Kiriti currently works on Codex at OpenAI and has spent the last decade building AI and ML infrastructure at Google and Kumo. Together with Aishwarya, he has been instrumental in developing frameworks for enterprise AI adoption and has hands-on experience with the challenges of scaling AI systems in production.
The most successful AI products begin with minimal autonomy and maximum human oversight. (13:19) For example, in customer support, start with AI suggesting responses rather than automatically sending them. This approach allows teams to understand system behavior patterns before increasing autonomy. As Kiriti explains, when you start small, "it forces you to think about what is the problem that I'm gonna solve" rather than getting lost in solution complexity.
Unlike traditional software, AI systems require ongoing behavior calibration because they're inherently non-deterministic. (45:41) Successful teams establish feedback loops that capture both explicit user signals (thumbs up/down) and implicit signals (regenerating responses, switching off features). This continuous monitoring helps identify new error patterns that weren't anticipated during development.
Executive leadership engagement is the strongest predictor of AI adoption success. (26:31) As Aishwarya notes, the CEO of Rackspace blocks 4-6 AM daily for "catching up with AI" and has weekend coding sessions. Leaders need to rebuild their intuitions and be "comfortable with the fact that your intuitions might not be right" to guide effective AI decision-making.

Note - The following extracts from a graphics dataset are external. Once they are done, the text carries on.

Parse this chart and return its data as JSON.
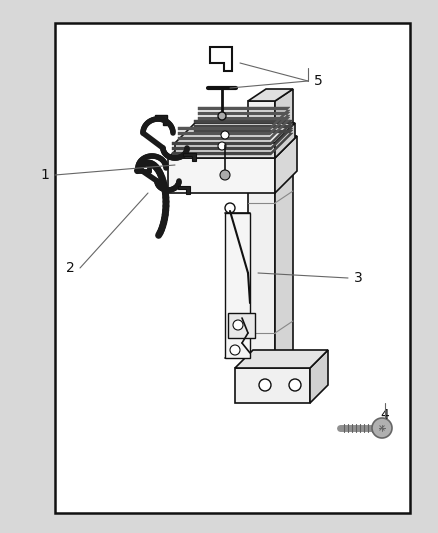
{
  "bg_color": "#d8d8d8",
  "box_color": "#ffffff",
  "box_edge_color": "#111111",
  "line_color": "#111111",
  "figsize": [
    4.38,
    5.33
  ],
  "dpi": 100
}
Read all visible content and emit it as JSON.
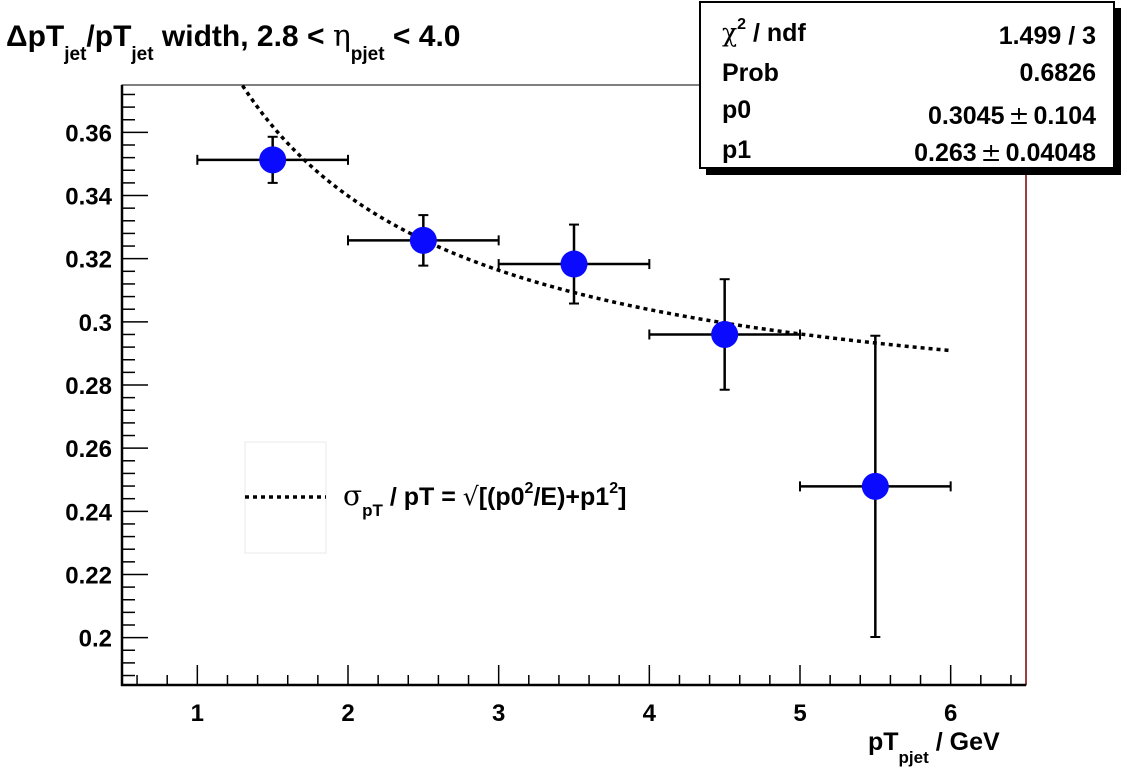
{
  "chart_data": {
    "type": "scatter",
    "title": {
      "prefix": "ΔpT",
      "sub1": "jet",
      "mid": "/pT",
      "sub2": "jet",
      "mid2": " width, 2.8 < ",
      "eta": "η",
      "sub3": "pjet",
      "suffix": " < 4.0"
    },
    "xlabel": {
      "main": "pT",
      "sub": "pjet",
      "tail": " / GeV"
    },
    "ylabel": "",
    "xlim": [
      0.5,
      6.5
    ],
    "ylim": [
      0.185,
      0.375
    ],
    "xticks": [
      1,
      2,
      3,
      4,
      5,
      6
    ],
    "xtick_labels": [
      "1",
      "2",
      "3",
      "4",
      "5",
      "6"
    ],
    "yticks": [
      0.2,
      0.22,
      0.24,
      0.26,
      0.28,
      0.3,
      0.32,
      0.34,
      0.36
    ],
    "ytick_labels": [
      "0.2",
      "0.22",
      "0.24",
      "0.26",
      "0.28",
      "0.3",
      "0.32",
      "0.34",
      "0.36"
    ],
    "points": [
      {
        "x": 1.5,
        "y": 0.3513,
        "xerr": 0.5,
        "yerr_low": 0.0073,
        "yerr_high": 0.0073
      },
      {
        "x": 2.5,
        "y": 0.3258,
        "xerr": 0.5,
        "yerr_low": 0.008,
        "yerr_high": 0.008
      },
      {
        "x": 3.5,
        "y": 0.3183,
        "xerr": 0.5,
        "yerr_low": 0.0125,
        "yerr_high": 0.0125
      },
      {
        "x": 4.5,
        "y": 0.296,
        "xerr": 0.5,
        "yerr_low": 0.0175,
        "yerr_high": 0.0175
      },
      {
        "x": 5.5,
        "y": 0.2479,
        "xerr": 0.5,
        "yerr_low": 0.0477,
        "yerr_high": 0.0477
      }
    ],
    "fit": {
      "function": "sqrt(p0^2/x + p1^2)",
      "p0": 0.3045,
      "p1": 0.263,
      "x_range": [
        1.0,
        6.0
      ],
      "style": "dotted",
      "color": "#000000"
    },
    "marker_color": "#0a0aff",
    "grid": false,
    "legend": {
      "placement": "lower-left",
      "entry": {
        "sigma": "σ",
        "sub": "pT",
        "text1": " / pT = ",
        "sqrt": "√",
        "text2": "[(p0",
        "sup1": "2",
        "text3": "/E)+p1",
        "sup2": "2",
        "text4": "]"
      }
    },
    "stats": {
      "placement": "top-right",
      "rows": [
        {
          "label_chi": "χ",
          "label_sup": "2",
          "label_rest": " / ndf",
          "value": "1.499 / 3"
        },
        {
          "label": "Prob",
          "value": "0.6826"
        },
        {
          "label": "p0",
          "value": "0.3045",
          "pm": "±",
          "err": "0.104"
        },
        {
          "label": "p1",
          "value": "0.263",
          "pm": "±",
          "err": "0.04048"
        }
      ]
    }
  }
}
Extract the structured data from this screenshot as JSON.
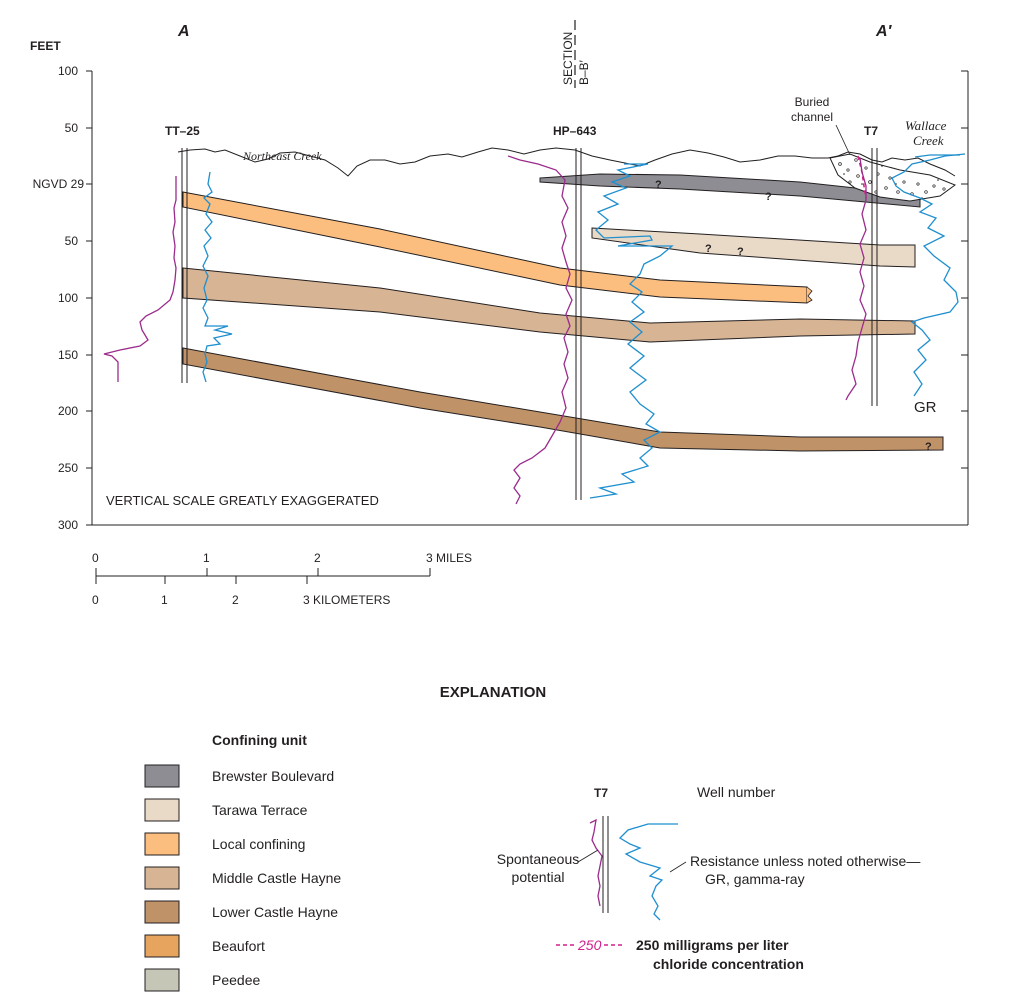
{
  "section": {
    "left_label": "A",
    "right_label": "A′",
    "section_marker_line1": "SECTION",
    "section_marker_line2": "B–B′",
    "y_axis_title": "FEET",
    "y_ticks": [
      "100",
      "50",
      "NGVD 29",
      "50",
      "100",
      "150",
      "200",
      "250",
      "300"
    ],
    "exaggeration_note": "VERTICAL SCALE GREATLY EXAGGERATED",
    "creeks": {
      "northeast": "Northeast Creek",
      "wallace_line1": "Wallace",
      "wallace_line2": "Creek"
    },
    "buried_channel_line1": "Buried",
    "buried_channel_line2": "channel",
    "wells": {
      "tt25": "TT–25",
      "hp643": "HP–643",
      "t7": "T7"
    },
    "gr_label": "GR",
    "uncertain_mark": "?"
  },
  "scale_bar": {
    "miles_ticks": [
      "0",
      "1",
      "2"
    ],
    "miles_end": "3 MILES",
    "km_ticks": [
      "0",
      "1",
      "2"
    ],
    "km_end": "3 KILOMETERS"
  },
  "explanation": {
    "title": "EXPLANATION",
    "confining_heading": "Confining unit",
    "units": [
      {
        "label": "Brewster Boulevard",
        "color": "#8e8d93"
      },
      {
        "label": "Tarawa Terrace",
        "color": "#e9d9c7"
      },
      {
        "label": "Local confining",
        "color": "#fbbe7f"
      },
      {
        "label": "Middle Castle Hayne",
        "color": "#d6b494"
      },
      {
        "label": "Lower Castle Hayne",
        "color": "#bf9267"
      },
      {
        "label": "Beaufort",
        "color": "#e6a45e"
      },
      {
        "label": "Peedee",
        "color": "#c5c6b6"
      }
    ],
    "well_example": "T7",
    "well_number_label": "Well number",
    "sp_line1": "Spontaneous",
    "sp_line2": "potential",
    "res_line1": "Resistance unless noted otherwise—",
    "res_line2": "GR, gamma-ray",
    "chloride_value": "250",
    "chloride_line1": "250 milligrams per liter",
    "chloride_line2": "chloride concentration"
  },
  "colors": {
    "sp_log": "#9b2b8c",
    "resistance_log": "#1f8fcf",
    "chloride": "#d3208e"
  }
}
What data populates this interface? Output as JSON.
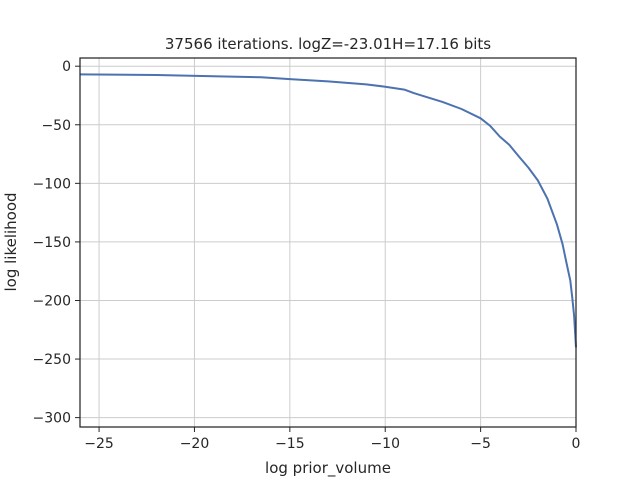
{
  "chart_data": {
    "type": "line",
    "title": "37566 iterations. logZ=-23.01H=17.16 bits",
    "xlabel": "log prior_volume",
    "ylabel": "log likelihood",
    "xlim": [
      -26,
      0
    ],
    "ylim": [
      -308,
      7
    ],
    "xticks": [
      -25,
      -20,
      -15,
      -10,
      -5,
      0
    ],
    "xtick_labels": [
      "−25",
      "−20",
      "−15",
      "−10",
      "−5",
      "0"
    ],
    "yticks": [
      0,
      -50,
      -100,
      -150,
      -200,
      -250,
      -300
    ],
    "ytick_labels": [
      "0",
      "−50",
      "−100",
      "−150",
      "−200",
      "−250",
      "−300"
    ],
    "grid": true,
    "colors": {
      "line": "#4c72b0",
      "grid": "#cccccc",
      "axes": "#262626"
    },
    "series": [
      {
        "x": [
          -26,
          -22,
          -19,
          -16.5,
          -15,
          -13,
          -11,
          -10,
          -9,
          -8.5,
          -8,
          -7,
          -6,
          -5,
          -4.5,
          -4,
          -3.5,
          -3,
          -2.5,
          -2,
          -1.5,
          -1,
          -0.7,
          -0.5,
          -0.3,
          -0.2,
          -0.1,
          0
        ],
        "y": [
          -7,
          -7.5,
          -8.5,
          -9.5,
          -11,
          -13,
          -15.5,
          -17.5,
          -20,
          -23,
          -25.5,
          -30.5,
          -36.5,
          -44.5,
          -51,
          -60,
          -67,
          -77,
          -86.5,
          -97.5,
          -113,
          -135,
          -152,
          -168,
          -183,
          -197,
          -213,
          -240
        ]
      }
    ]
  }
}
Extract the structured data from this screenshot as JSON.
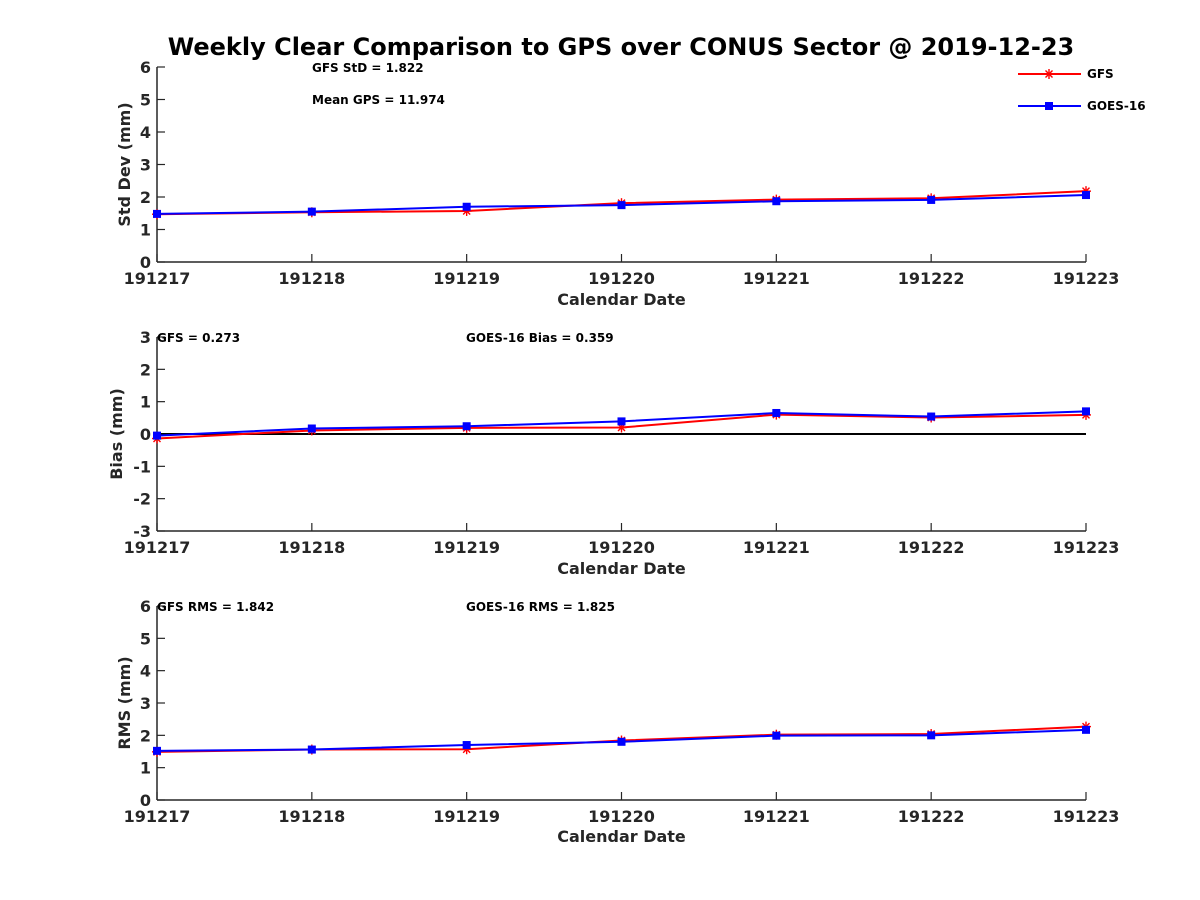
{
  "figure": {
    "title": "Weekly Clear Comparison to GPS over CONUS Sector @ 2019-12-23"
  },
  "legend": {
    "items": [
      {
        "label": "GFS",
        "color": "#ff0000",
        "marker": "asterisk"
      },
      {
        "label": "GOES-16",
        "color": "#0000ff",
        "marker": "square"
      }
    ],
    "position": "top-right"
  },
  "chart_data": [
    {
      "type": "line",
      "categories": [
        "191217",
        "191218",
        "191219",
        "191220",
        "191221",
        "191222",
        "191223"
      ],
      "xlabel": "Calendar Date",
      "ylabel": "Std Dev (mm)",
      "ylim": [
        0,
        6
      ],
      "yticks": [
        "0",
        "1",
        "2",
        "3",
        "4",
        "5",
        "6"
      ],
      "annotations": [
        "GFS StD = 1.822",
        "Mean GPS = 11.974"
      ],
      "zero_line": false,
      "series": [
        {
          "name": "GFS",
          "color": "#ff0000",
          "marker": "asterisk",
          "values": [
            1.47,
            1.53,
            1.57,
            1.81,
            1.92,
            1.96,
            2.18
          ]
        },
        {
          "name": "GOES-16",
          "color": "#0000ff",
          "marker": "square",
          "values": [
            1.48,
            1.55,
            1.7,
            1.75,
            1.87,
            1.91,
            2.06
          ]
        }
      ]
    },
    {
      "type": "line",
      "categories": [
        "191217",
        "191218",
        "191219",
        "191220",
        "191221",
        "191222",
        "191223"
      ],
      "xlabel": "Calendar Date",
      "ylabel": "Bias (mm)",
      "ylim": [
        -3,
        3
      ],
      "yticks": [
        "-3",
        "-2",
        "-1",
        "0",
        "1",
        "2",
        "3"
      ],
      "annotations": [
        "GFS = 0.273",
        "GOES-16 Bias  = 0.359"
      ],
      "zero_line": true,
      "series": [
        {
          "name": "GFS",
          "color": "#ff0000",
          "marker": "asterisk",
          "values": [
            -0.14,
            0.11,
            0.19,
            0.2,
            0.6,
            0.51,
            0.59
          ]
        },
        {
          "name": "GOES-16",
          "color": "#0000ff",
          "marker": "square",
          "values": [
            -0.05,
            0.17,
            0.24,
            0.39,
            0.65,
            0.54,
            0.7
          ]
        }
      ]
    },
    {
      "type": "line",
      "categories": [
        "191217",
        "191218",
        "191219",
        "191220",
        "191221",
        "191222",
        "191223"
      ],
      "xlabel": "Calendar Date",
      "ylabel": "RMS (mm)",
      "ylim": [
        0,
        6
      ],
      "yticks": [
        "0",
        "1",
        "2",
        "3",
        "4",
        "5",
        "6"
      ],
      "annotations": [
        "GFS RMS = 1.842",
        "GOES-16 RMS = 1.825"
      ],
      "zero_line": false,
      "series": [
        {
          "name": "GFS",
          "color": "#ff0000",
          "marker": "asterisk",
          "values": [
            1.49,
            1.56,
            1.57,
            1.84,
            2.02,
            2.04,
            2.27
          ]
        },
        {
          "name": "GOES-16",
          "color": "#0000ff",
          "marker": "square",
          "values": [
            1.52,
            1.56,
            1.7,
            1.8,
            1.99,
            2.0,
            2.17
          ]
        }
      ]
    }
  ]
}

The most successful AI implementations come from deep understanding of existing workflows rather than fascination with AI capabilities. (48:14) Enterprise data and infrastructure are messy, with complex taxonomies and undocumented rules. Teams that obsess over understanding these workflows can choose the right tool for each problem instead of defaulting to AI for everything.
Neither evaluations nor production monitoring alone can catch all AI system failures. (33:39) Evals catch known error patterns you've anticipated, while production monitoring reveals emerging behaviors you couldn't predict. Successful teams use both approaches: evals for regression testing and monitoring for discovering new failure modes in real user interactions.